The findings are further validated by the overall and conditional DTE estimates illustrated in Figure 1.3. According to the uniform confidence bands of (C)DTE under independent censoring, the newer protocol does not statistically significantly outperform the older one, even in the shorter post-treatment period. The introduction of dependent censoring does not alter this conclusion. That said, this conclusion is valid only under the maintained ranges ofθ, which include the special case of non-informative censoring. In order to generalize this to other dependence patterns, we would need to perform robustness checks with corresponding levels ofθ.
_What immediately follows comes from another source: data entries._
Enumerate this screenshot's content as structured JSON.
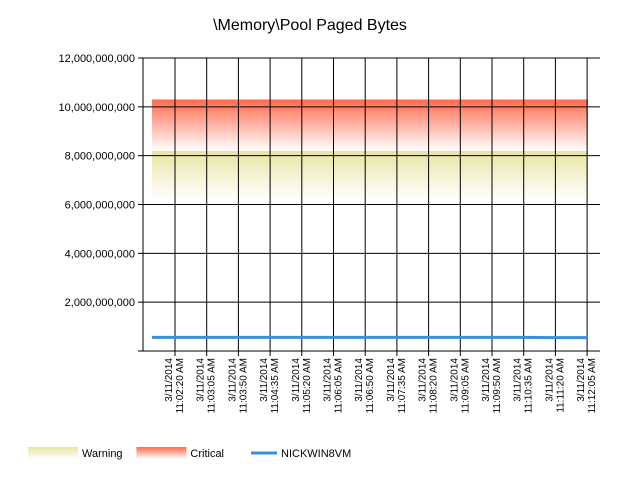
{
  "chart_data": {
    "type": "line",
    "title": "\\Memory\\Pool Paged Bytes",
    "xlabel": "",
    "ylabel": "",
    "ylim": [
      0,
      12000000000
    ],
    "y_ticks": [
      "2,000,000,000",
      "4,000,000,000",
      "6,000,000,000",
      "8,000,000,000",
      "10,000,000,000",
      "12,000,000,000"
    ],
    "y_tick_values": [
      2000000000,
      4000000000,
      6000000000,
      8000000000,
      10000000000,
      12000000000
    ],
    "categories": [
      {
        "date": "3/11/2014",
        "time": "11:02:20 AM"
      },
      {
        "date": "3/11/2014",
        "time": "11:03:05 AM"
      },
      {
        "date": "3/11/2014",
        "time": "11:03:50 AM"
      },
      {
        "date": "3/11/2014",
        "time": "11:04:35 AM"
      },
      {
        "date": "3/11/2014",
        "time": "11:05:20 AM"
      },
      {
        "date": "3/11/2014",
        "time": "11:06:05 AM"
      },
      {
        "date": "3/11/2014",
        "time": "11:06:50 AM"
      },
      {
        "date": "3/11/2014",
        "time": "11:07:35 AM"
      },
      {
        "date": "3/11/2014",
        "time": "11:08:20 AM"
      },
      {
        "date": "3/11/2014",
        "time": "11:09:05 AM"
      },
      {
        "date": "3/11/2014",
        "time": "11:09:50 AM"
      },
      {
        "date": "3/11/2014",
        "time": "11:10:35 AM"
      },
      {
        "date": "3/11/2014",
        "time": "11:11:20 AM"
      },
      {
        "date": "3/11/2014",
        "time": "11:12:05 AM"
      }
    ],
    "bands": [
      {
        "name": "Warning",
        "top": 8200000000,
        "bottom": 6200000000,
        "color_top": "#e8e4a2",
        "color_bottom": "#ffffff"
      },
      {
        "name": "Critical",
        "top": 10300000000,
        "bottom": 8200000000,
        "color_top": "#ff6a4d",
        "color_bottom": "#ffffff"
      }
    ],
    "series": [
      {
        "name": "NICKWIN8VM",
        "color": "#3b8ee0",
        "values": [
          560000000,
          560000000,
          560000000,
          560000000,
          560000000,
          560000000,
          560000000,
          560000000,
          560000000,
          560000000,
          560000000,
          560000000,
          550000000,
          550000000
        ]
      }
    ],
    "grid": true,
    "legend_position": "bottom-left"
  }
}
More comprehensive results are compiled in Table 1.3. Here, we not only report the “mean” values for (C)DTE as captured by (C)ATE, but also provide the values with the maximum absolute deviations from zero over their index sets for other types of TEBFs. Additionally, the table includes 95% uniform confidence sets corresponding to these reported TEBF estimates. Although Table 1.3 does not conclusively demonstrate treatment effect nullity across the
entire Gumbel copula family, it does suggest that there are no significant differences between the two protocols, on average and uniformly over the index sets, regardless of the type of policy effect under consideration. This observation aligns with the findings depicted in Figures 1.2 and 1.3. Furthermore, this conclusion remains valid across different correlation scenarios and analysis periods.
In sum, when we deviate from the conditional independence censoring mechanism, we do not find enough evidence supporting that AHOPCA ALL-2008 leads to more favorable early-year survival prospects.